Wearables can assess mental health, boost access to care


We all know that wearable devices can collect health-related data: the number of steps taken, floors climbed, calories burned, sleep time, and heart rate, to name but a few. But what about evaluating a person’s mental health? A new study has found that wearables can do that, too.

Motion sensors in wearables worn or embedded in clothing take a snapshot of a person’s day-to-day activities and sync them to mobile devices or computers. Advances in mobile networks, high-speed data transfer and miniaturized microprocessors have helped to make the wearable device an indispensable part of everyday life for many.

Resilience is a person’s ability to ‘bounce back’ or recover quickly from difficulties. It’s what gives people the emotional fortitude to cope with trauma, adversity and hardship and maintain good mental health. In 2019, one in every eight – 970 million – people worldwide were living with a mental disorder.

Researchers from the Icahn School of Medicine at Mount Sinai in New York applied machine learning models to the data passively collected by wearables like the Apple Watch to gauge a person’s resilience and mental well-being. To their knowledge, it's the first study to do so.

“Wearables provide a means to continually collect information about an individual’s physical state,” said Robert Hirten, lead author of the study. “Our results provide insight into the feasibility of assessing psychological characteristics from passively collected data.”

Not everyone has access to important mental health services, which is why, the researchers say, their study is so important.

“There are wide disparities in access across geography and socioeconomic status, and the need for in-person assessment or the completion of validated mental health surveys is further limiting,” said Zahi Fayad, one of the study’s co-authors. “A better understanding of who is at psychological risk and an improved means of tracking the impact of psychological interventions is needed. The growth of digital technology presents an opportunity to improve access to mental health services for all people.”

The researchers used data collected during their Warrior Watch Study, designed to help understand the effects of the pandemic on the psychological well-being of hospital staff. The data set comprised 329 healthcare workers enrolled at seven hospitals in New York City.

Subjects wore an Apple Watch Series 4 or 5 during the study, which measured heart rate variability (the time between heartbeats) and resting heart rate. Heart rate variability represents the body’s physical response to stress. Baseline surveys were conducted to assess resilience, optimism, and the degree of emotional support provided by others.
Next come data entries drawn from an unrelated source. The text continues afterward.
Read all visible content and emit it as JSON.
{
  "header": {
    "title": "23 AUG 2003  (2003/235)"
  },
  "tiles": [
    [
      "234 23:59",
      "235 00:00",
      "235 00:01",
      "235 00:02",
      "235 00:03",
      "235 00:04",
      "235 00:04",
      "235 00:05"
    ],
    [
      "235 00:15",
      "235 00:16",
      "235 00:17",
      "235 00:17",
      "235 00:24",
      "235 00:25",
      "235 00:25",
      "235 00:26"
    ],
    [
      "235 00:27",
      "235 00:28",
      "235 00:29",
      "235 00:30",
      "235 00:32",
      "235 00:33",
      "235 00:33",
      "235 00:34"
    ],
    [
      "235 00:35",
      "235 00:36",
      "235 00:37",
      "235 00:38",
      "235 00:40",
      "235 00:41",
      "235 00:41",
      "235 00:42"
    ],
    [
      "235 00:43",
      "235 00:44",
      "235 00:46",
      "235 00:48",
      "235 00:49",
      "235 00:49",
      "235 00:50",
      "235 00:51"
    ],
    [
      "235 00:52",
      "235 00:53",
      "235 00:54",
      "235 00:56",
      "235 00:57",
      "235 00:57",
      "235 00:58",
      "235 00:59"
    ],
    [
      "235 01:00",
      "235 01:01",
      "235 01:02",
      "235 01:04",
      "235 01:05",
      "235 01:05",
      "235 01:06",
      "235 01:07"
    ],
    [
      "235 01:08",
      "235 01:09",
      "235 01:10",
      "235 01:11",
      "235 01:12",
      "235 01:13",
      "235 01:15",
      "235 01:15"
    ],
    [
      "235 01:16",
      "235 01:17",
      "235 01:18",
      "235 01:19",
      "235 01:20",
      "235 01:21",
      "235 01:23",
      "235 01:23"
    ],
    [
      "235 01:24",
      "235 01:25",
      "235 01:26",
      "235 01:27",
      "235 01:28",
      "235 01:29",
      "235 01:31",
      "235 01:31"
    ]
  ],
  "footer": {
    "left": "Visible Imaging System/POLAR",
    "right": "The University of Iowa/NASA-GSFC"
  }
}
Using machine learning algorithms to analyze the data, the researchers found that they could determine a person’s resilience and a combination of resilience, optimism and emotional support based on heart rate variability.

Despite the Warrior Watch Study not being designed to evaluate resilience specifically, the researchers say that their findings demonstrate the need for further studies assessing psychological well-being based on passively collected wearable data.

“We hope that this approach will enable us to bring psychological assessment and care to a larger population, who may not have access at this time,” said Micol Zweig, co-author of the study. “We also intend to evaluate this technique in other patient populations to further refine the algorithm and improve its applicability.”

The researchers plan to continue their research, using wearables data to investigate a range of physical and psychological disorders.

The study was published in the journal JAMIA Open.